A large part of the power of models figuring an “exemplary victim” is precisely the plausibility and richness of the events they are drawn from, with Jesus on the cross, or Socrates sitting with his students waiting to drink his hemlock among the most obvious examples. Most events promoted by liberals and leftists to this day take these events (especially the crucified Jesus) as their model, as a brief look at the iconography emerging after George Floyd’s death will confirm. Martyrs have been central to anti-tyrannical political practices from the beginning, as such practices are only barely intelligible without them: a broad generalization about “police brutality” would get lost in the weeds of statistics, the vast diversity of situations in which police encounter civilians, the difficulties of working out the intent of people involved in any situation, and so on. A display of physical force ending in death dispenses with all that, once it’s inserted into the right spot within an algorithmic process matching that event with others. What we’re witnessing in such cases, as gets noted occasionally, is a subtle form of human sacrifice—where martyrs are needed, they will be produced (the whole point of Antifa riots—of terrorism in general—is to produce usable martyrs).

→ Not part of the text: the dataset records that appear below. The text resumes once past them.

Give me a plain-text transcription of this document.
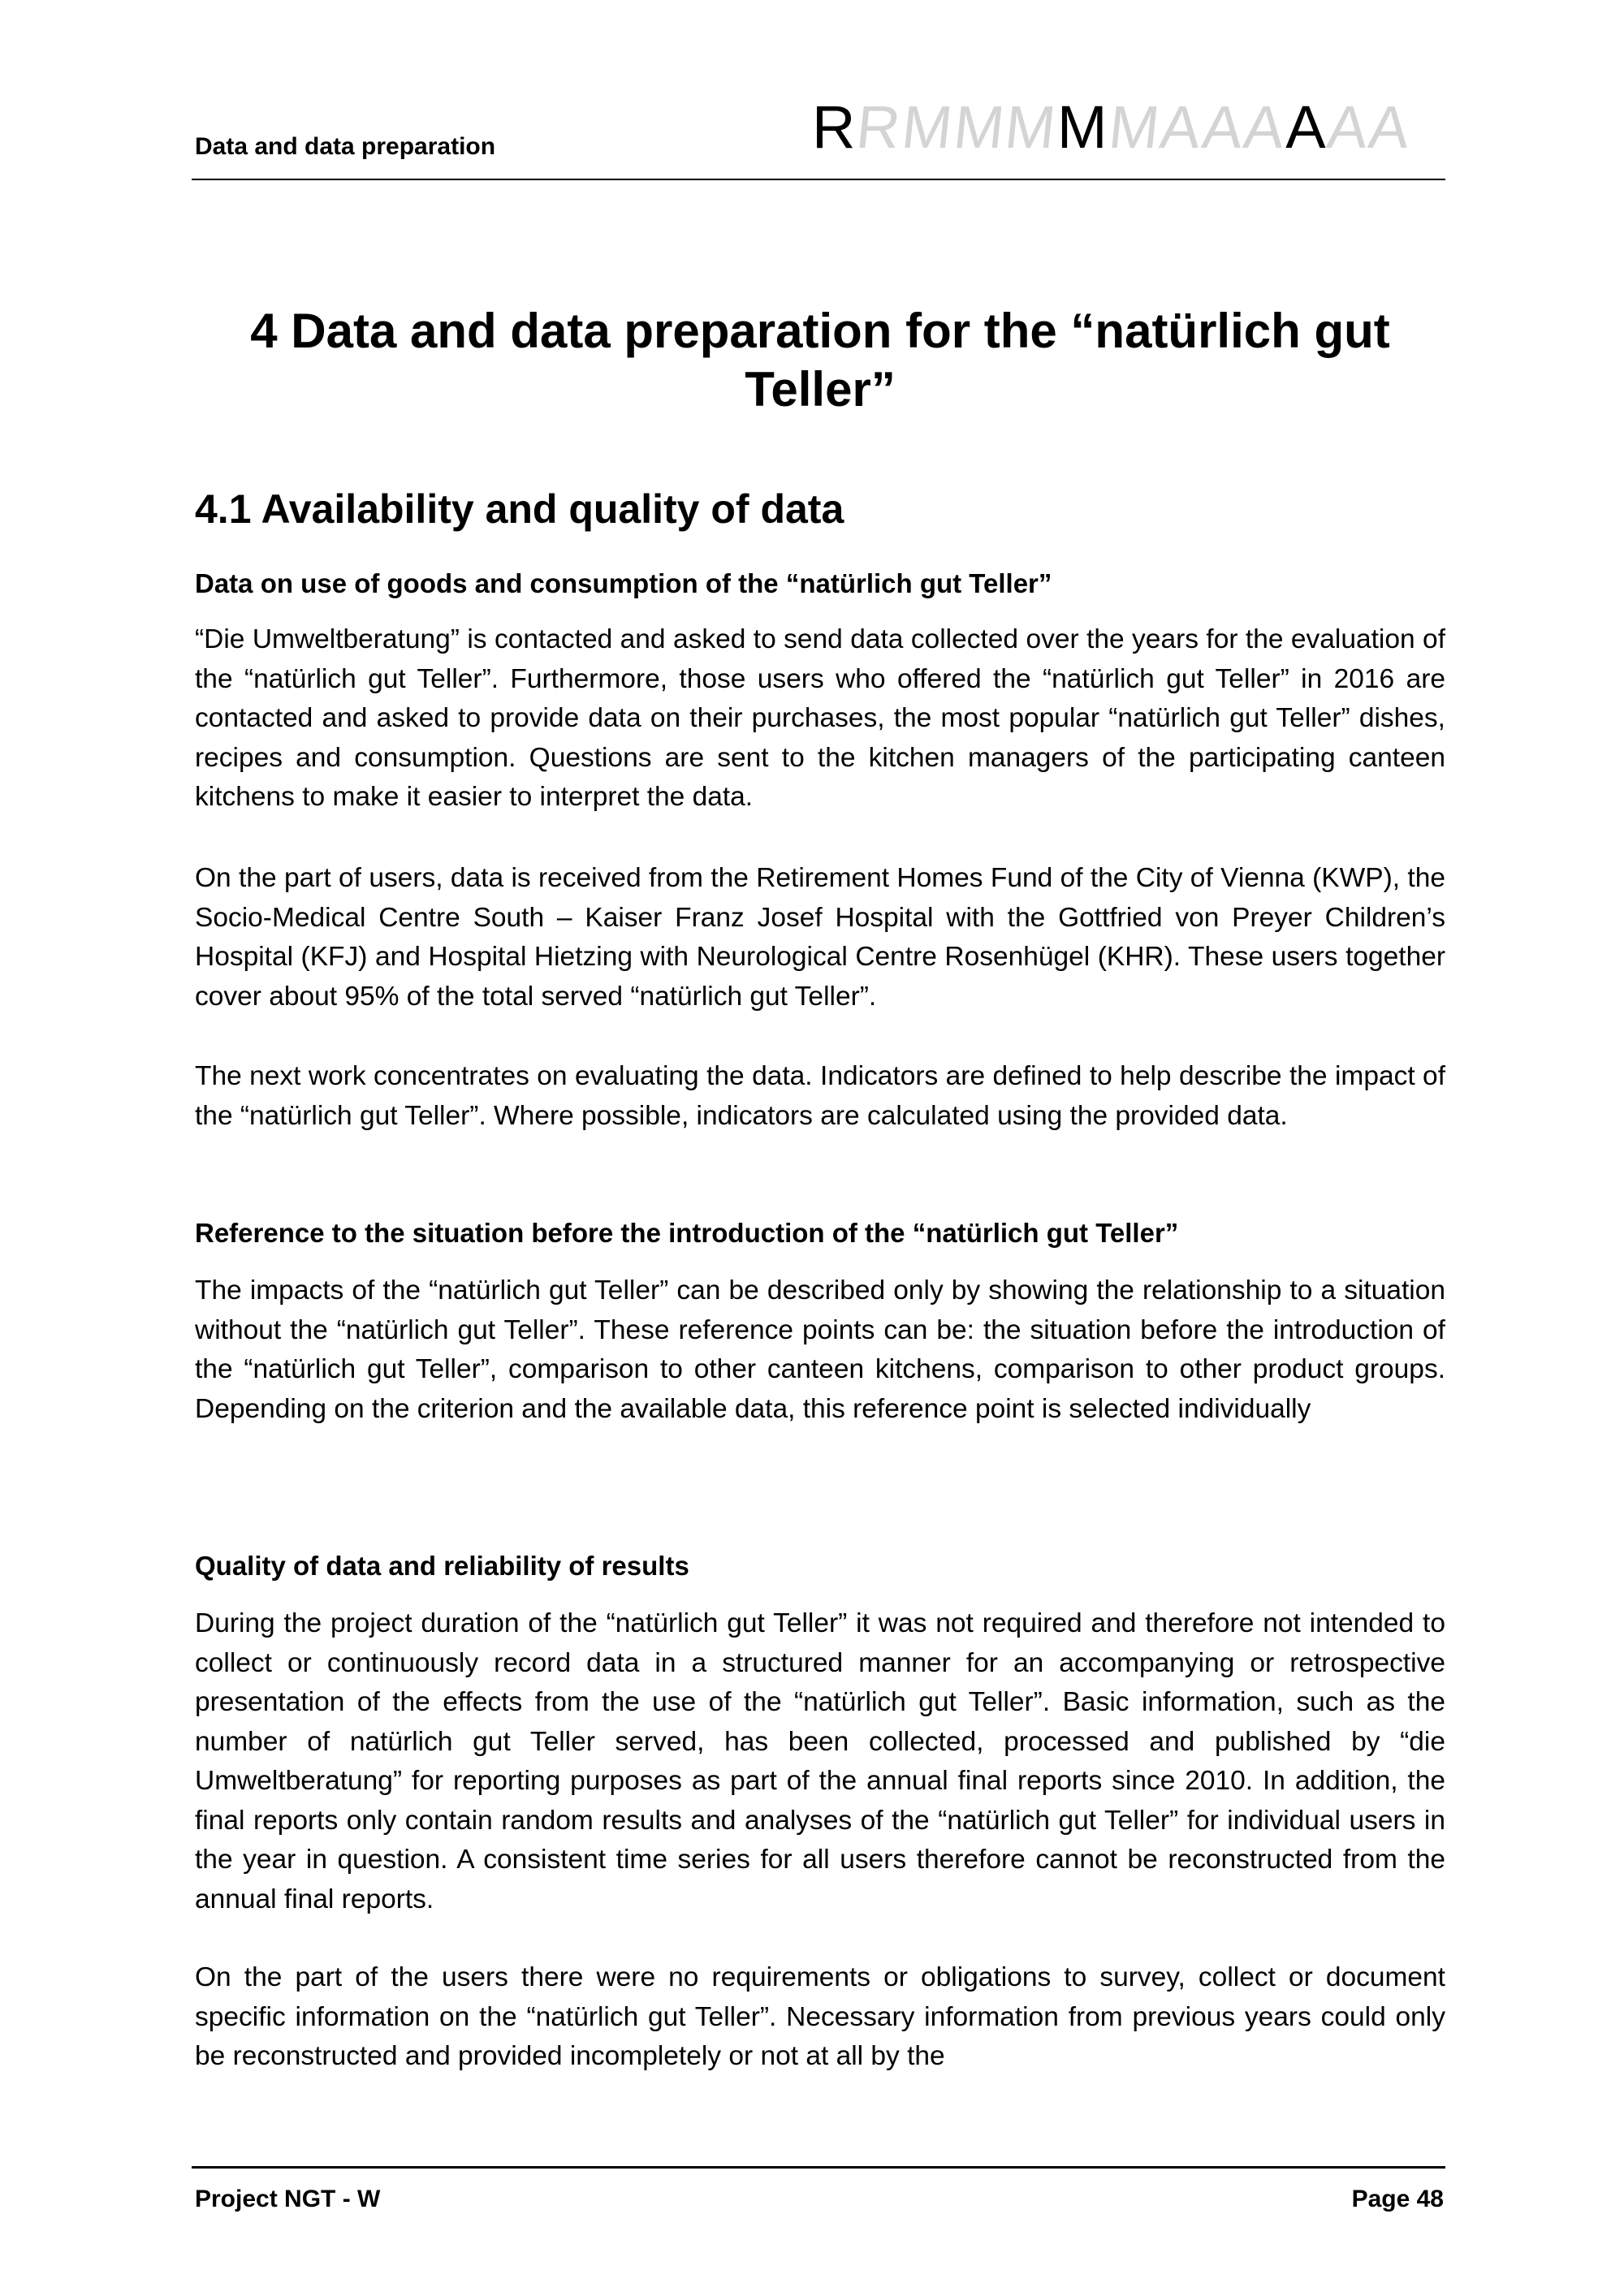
Data and data preparation	R
R
M
M
M
M
M
A
A
A
A
A
A
4 Data and data preparation for the “natürlich gut Teller”
4.1 Availability and quality of data
Data on use of goods and consumption of the “natürlich gut Teller”
“Die Umweltberatung” is contacted and asked to send data collected over the years for the evaluation of the “natürlich gut Teller”. Furthermore, those users who offered the “natürlich gut Teller” in 2016 are contacted and asked to provide data on their purchases, the most popular “natürlich gut Teller” dishes, recipes and consumption. Questions are sent to the kitchen managers of the participating canteen kitchens to make it easier to interpret the data.
On the part of users, data is received from the Retirement Homes Fund of the City of Vienna (KWP), the Socio-Medical Centre South – Kaiser Franz Josef Hospital with the Gottfried von Preyer Children’s Hospital (KFJ) and Hospital Hietzing with Neurological Centre Rosenhügel (KHR). These users together cover about 95% of the total served “natürlich gut Teller”.
The next work concentrates on evaluating the data. Indicators are defined to help describe the impact of the “natürlich gut Teller”. Where possible, indicators are calculated using the provided data.
Reference to the situation before the introduction of the “natürlich gut Teller”
The impacts of the “natürlich gut Teller” can be described only by showing the relationship to a situation without the “natürlich gut Teller”. These reference points can be: the situation before the introduction of the “natürlich gut Teller”, comparison to other canteen kitchens, comparison to other product groups. Depending on the criterion and the available data, this reference point is selected individually
Quality of data and reliability of results
During the project duration of the “natürlich gut Teller” it was not required and therefore not intended to collect or continuously record data in a structured manner for an accompanying or retrospective presentation of the effects from the use of the “natürlich gut Teller”. Basic information, such as the number of natürlich gut Teller served, has been collected, processed and published by “die Umweltberatung” for reporting purposes as part of the annual final reports since 2010. In addition, the final reports only contain random results and analyses of the “natürlich gut Teller” for individual users in the year in question. A consistent time series for all users therefore cannot be reconstructed from the annual final reports.
On the part of the users there were no requirements or obligations to survey, collect or document specific information on the “natürlich gut Teller”. Necessary information from previous years could only be reconstructed and provided incompletely or not at all by the
Project NGT - W	Page 48
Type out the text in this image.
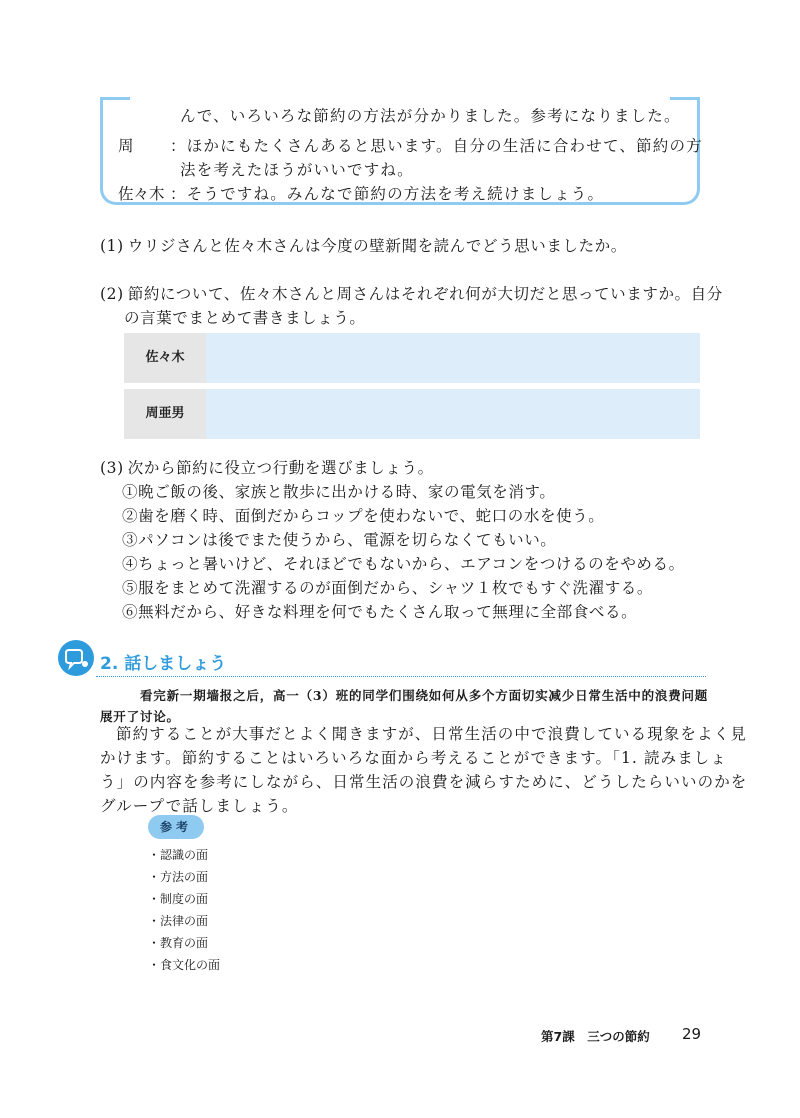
んで、いろいろな節約の方法が分かりました。参考になりました。
周 ：ほかにもたくさんあると思います。自分の生活に合わせて、節約の方
法を考えたほうがいいですね。
佐々木 ：そうですね。みんなで節約の方法を考え続けましょう。
(1) ウリジさんと佐々木さんは今度の壁新聞を読んでどう思いましたか。
(2) 節約について、佐々木さんと周さんはそれぞれ何が大切だと思っていますか。自分
の言葉でまとめて書きましょう。
佐々木
周亜男
(3) 次から節約に役立つ行動を選びましょう。
①晩ご飯の後、家族と散歩に出かける時、家の電気を消す。
②歯を磨く時、面倒だからコップを使わないで、蛇口の水を使う。
③パソコンは後でまた使うから、電源を切らなくてもいい。
④ちょっと暑いけど、それほどでもないから、エアコンをつけるのをやめる。
⑤服をまとめて洗濯するのが面倒だから、シャツ１枚でもすぐ洗濯する。
⑥無料だから、好きな料理を何でもたくさん取って無理に全部食べる。
2. 話しましょう
看完新一期墙报之后，高一（3）班的同学们围绕如何从多个方面切实减少日常生活中的浪费问题
展开了讨论。
節約することが大事だとよく聞きますが、日常生活の中で浪費している現象をよく見
かけます。節約することはいろいろな面から考えることができます。「1. 読みましょ
う」の内容を参考にしながら、日常生活の浪費を減らすために、どうしたらいいのかを
グループで話しましょう。
参考
・認識の面
・方法の面
・制度の面
・法律の面
・教育の面
・食文化の面
第7課　三つの節約 29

The aesthetico-ethical problem of the ve/orticist app, then, is to construct model events that can withstand scrutiny as to their particulars, and can, without denying that victims can be framed in any event, replace the victimary with the authoritative center as the data source. It is certain that a structure of centered ordinality can be extracted from any event, and the process of production of victims can be interfered with by pointing out that even in scenes focused on the victim someone had to construct that focus. In cases where the victimization is real in accord with widely accepted frames (that is, when we’re not simply dealing with a hoax), there is always someone, before or after the fact, who tried to close the breach that led to the act of victimization. These instances can provide extremely compelling narratives. The polemical counter to the extension of victimage from the more egregious to the more implicit (from the macro to the micro to the nano-aggression) is the construction of events of representation that enact a centered ordinality that points to a structure of centered ordinality in the very events adduced.